There are 2 temp units on most computer fuel injected engines
The ECT sensor, which is 5volt and only used by the computer to set choke mode and when O2 sensor can be used, these always have 2 wires
And the coolant temp sender, its 12volt and only used by dash temp gauge, only has 1 wire up to about 1995 or so, engines have had these since 1930s, lol
Not at all interchangeable, lol
Yes, if engine is running warmer than usually I would flush it and install a new thermostat, 190-195degF, not 180deg
Also pull of both radiator hose at the radiator and flush the radiator
Put hose in upper rad hole and put garden hose on a reasonable flow, and make sure rad can handle it, doesn't back up in the rad, that means its clogged
Radiator can/should handle pretty fast flow or water without backing up
Also flush heater core in both directions, you should reverse the heater hoses at the firewall on any vehicle every 2 years to help it last longer
Leave a heater hose off when refilling the system, it lets the air out of engine side of thermostat, when water comes out out heater hose back on
Refill with water only after new thermostat and flush..............if local temp is above FREEZING, lol
Drive it a few days to see if its running cooler
If so then drain and refill with coolant
If not then there are other issue
WOW, Well I think we found the potential problem... we yanked the ****/drain plug widget...with the radiator cap OFF... LOL Literally NOTHING drained... my brother said to pull it out already and I handed him the drain plug and he laughed.. I poked down that hole with a small screwdriver... and it was covered in tanish greenish red colored gunk consistency of clay!! Bought some BLUE DEVIL radiator flush ran with water for 20 mins as directed and now we have a tiny but steady stream... ran out of light, cold now so will do it again tomorrow but it suggests if you want a more thorough flush to drive and or run it for 1-2 hours... so I will do that tomorrow and hopefully that does the trick... absolutely never seen anything like this have you? I have the new thermostat the 195 degree jobber as you suggested with new water-jacket something rather.

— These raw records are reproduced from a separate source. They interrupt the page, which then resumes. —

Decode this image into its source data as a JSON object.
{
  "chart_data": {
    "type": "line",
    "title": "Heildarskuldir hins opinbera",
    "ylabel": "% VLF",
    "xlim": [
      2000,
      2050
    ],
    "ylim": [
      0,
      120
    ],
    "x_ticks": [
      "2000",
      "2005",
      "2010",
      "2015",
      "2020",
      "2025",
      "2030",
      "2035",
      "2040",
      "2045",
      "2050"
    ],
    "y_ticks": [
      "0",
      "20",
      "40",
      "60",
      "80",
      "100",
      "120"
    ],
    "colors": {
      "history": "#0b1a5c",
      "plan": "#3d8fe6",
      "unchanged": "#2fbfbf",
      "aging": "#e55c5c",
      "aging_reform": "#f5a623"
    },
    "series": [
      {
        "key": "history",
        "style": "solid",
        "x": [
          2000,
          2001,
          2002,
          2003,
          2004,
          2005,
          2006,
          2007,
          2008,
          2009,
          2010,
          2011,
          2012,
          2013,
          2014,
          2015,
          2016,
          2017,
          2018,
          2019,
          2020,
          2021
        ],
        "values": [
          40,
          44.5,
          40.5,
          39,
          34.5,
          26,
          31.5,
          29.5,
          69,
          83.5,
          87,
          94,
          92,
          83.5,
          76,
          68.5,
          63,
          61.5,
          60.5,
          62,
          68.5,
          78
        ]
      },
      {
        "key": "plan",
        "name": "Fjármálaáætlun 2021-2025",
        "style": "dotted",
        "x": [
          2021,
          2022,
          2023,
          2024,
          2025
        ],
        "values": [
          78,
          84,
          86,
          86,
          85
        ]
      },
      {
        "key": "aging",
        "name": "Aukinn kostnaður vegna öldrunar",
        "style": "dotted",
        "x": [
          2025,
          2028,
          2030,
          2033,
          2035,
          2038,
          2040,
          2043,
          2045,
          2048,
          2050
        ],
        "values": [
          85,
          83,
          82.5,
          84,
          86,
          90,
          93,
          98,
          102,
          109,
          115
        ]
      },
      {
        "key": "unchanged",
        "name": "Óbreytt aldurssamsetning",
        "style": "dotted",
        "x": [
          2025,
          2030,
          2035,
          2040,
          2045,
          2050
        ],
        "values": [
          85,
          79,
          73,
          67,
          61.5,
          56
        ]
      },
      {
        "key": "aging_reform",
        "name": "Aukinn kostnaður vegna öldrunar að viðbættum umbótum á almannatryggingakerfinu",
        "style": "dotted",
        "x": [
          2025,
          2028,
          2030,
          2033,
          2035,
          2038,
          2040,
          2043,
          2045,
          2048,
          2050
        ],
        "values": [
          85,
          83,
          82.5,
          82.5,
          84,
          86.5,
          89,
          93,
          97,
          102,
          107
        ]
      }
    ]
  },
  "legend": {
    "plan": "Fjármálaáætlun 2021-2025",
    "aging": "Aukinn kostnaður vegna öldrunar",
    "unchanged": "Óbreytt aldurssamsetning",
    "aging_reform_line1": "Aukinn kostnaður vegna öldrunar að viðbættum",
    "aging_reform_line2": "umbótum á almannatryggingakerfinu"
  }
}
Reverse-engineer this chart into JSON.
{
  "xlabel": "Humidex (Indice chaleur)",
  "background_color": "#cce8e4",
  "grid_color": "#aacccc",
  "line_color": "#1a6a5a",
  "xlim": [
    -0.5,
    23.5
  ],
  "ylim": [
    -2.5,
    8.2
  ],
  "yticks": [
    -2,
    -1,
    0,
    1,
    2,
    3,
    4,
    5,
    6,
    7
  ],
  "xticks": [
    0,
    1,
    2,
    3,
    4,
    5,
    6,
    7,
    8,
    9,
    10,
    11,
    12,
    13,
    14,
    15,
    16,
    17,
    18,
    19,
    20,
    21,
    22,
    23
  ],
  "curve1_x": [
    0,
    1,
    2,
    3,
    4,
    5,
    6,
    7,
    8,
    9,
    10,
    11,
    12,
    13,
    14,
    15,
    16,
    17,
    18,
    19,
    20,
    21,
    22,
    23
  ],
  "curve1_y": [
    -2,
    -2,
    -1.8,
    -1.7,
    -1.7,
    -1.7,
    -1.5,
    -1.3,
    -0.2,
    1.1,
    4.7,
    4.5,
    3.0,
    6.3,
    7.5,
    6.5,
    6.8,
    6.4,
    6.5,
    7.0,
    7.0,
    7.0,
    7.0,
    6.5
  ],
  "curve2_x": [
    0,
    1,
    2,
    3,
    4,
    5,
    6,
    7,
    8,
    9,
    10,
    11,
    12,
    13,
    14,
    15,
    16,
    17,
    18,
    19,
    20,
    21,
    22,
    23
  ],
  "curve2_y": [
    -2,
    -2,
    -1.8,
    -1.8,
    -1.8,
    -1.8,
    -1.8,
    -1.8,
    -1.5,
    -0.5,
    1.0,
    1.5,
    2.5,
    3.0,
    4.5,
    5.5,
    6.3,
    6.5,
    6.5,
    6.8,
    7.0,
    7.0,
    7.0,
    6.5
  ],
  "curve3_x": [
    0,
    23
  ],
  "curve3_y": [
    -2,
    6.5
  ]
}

They had many I opened the box and picked the one that has the beefiest spring.. what a crapshoot... most people told me get OEM part and nothing else, everything else sucked, but when I started reading reviews it said the exact opposite. The brand was some sort of FAILSAFE thermostat. See good bad reviews about all of them so who knows. I had no idea they could actually get clogged... very interesting to me.. Thanks again can;t wait to hopefully finish tomorrow. Also in the middle of the project my battery almost caught fire east fix for $168.00. lol Oh well better then having it go in the middle of the woods where I like to explore..
KnightOwl
Thanks so much, seriosuly though had no idea radiators could clog, I mean clay!? wth lol
well I'm running some more BLUE DEVIL in her right now, it stays at normal temperature only when idling... Once I driver down the street it raises to "H" very quickly, like before the end of the street. Kinda tricky, new radiators are only $166 so I'm trying to figure out at what point i stop putting money into my clay filled radiator. Thanks again I forgot to tell you, I have not yet installed the new thermostat.. My brother says my thermostat my have failed giving my a false reading of my engine overheating. but i dont know squat, all fairly easy work if i can get all t]he clay out
KnightOwl
Last edited by KnightOwl; Jan 17, 2022 at 02:50 PM.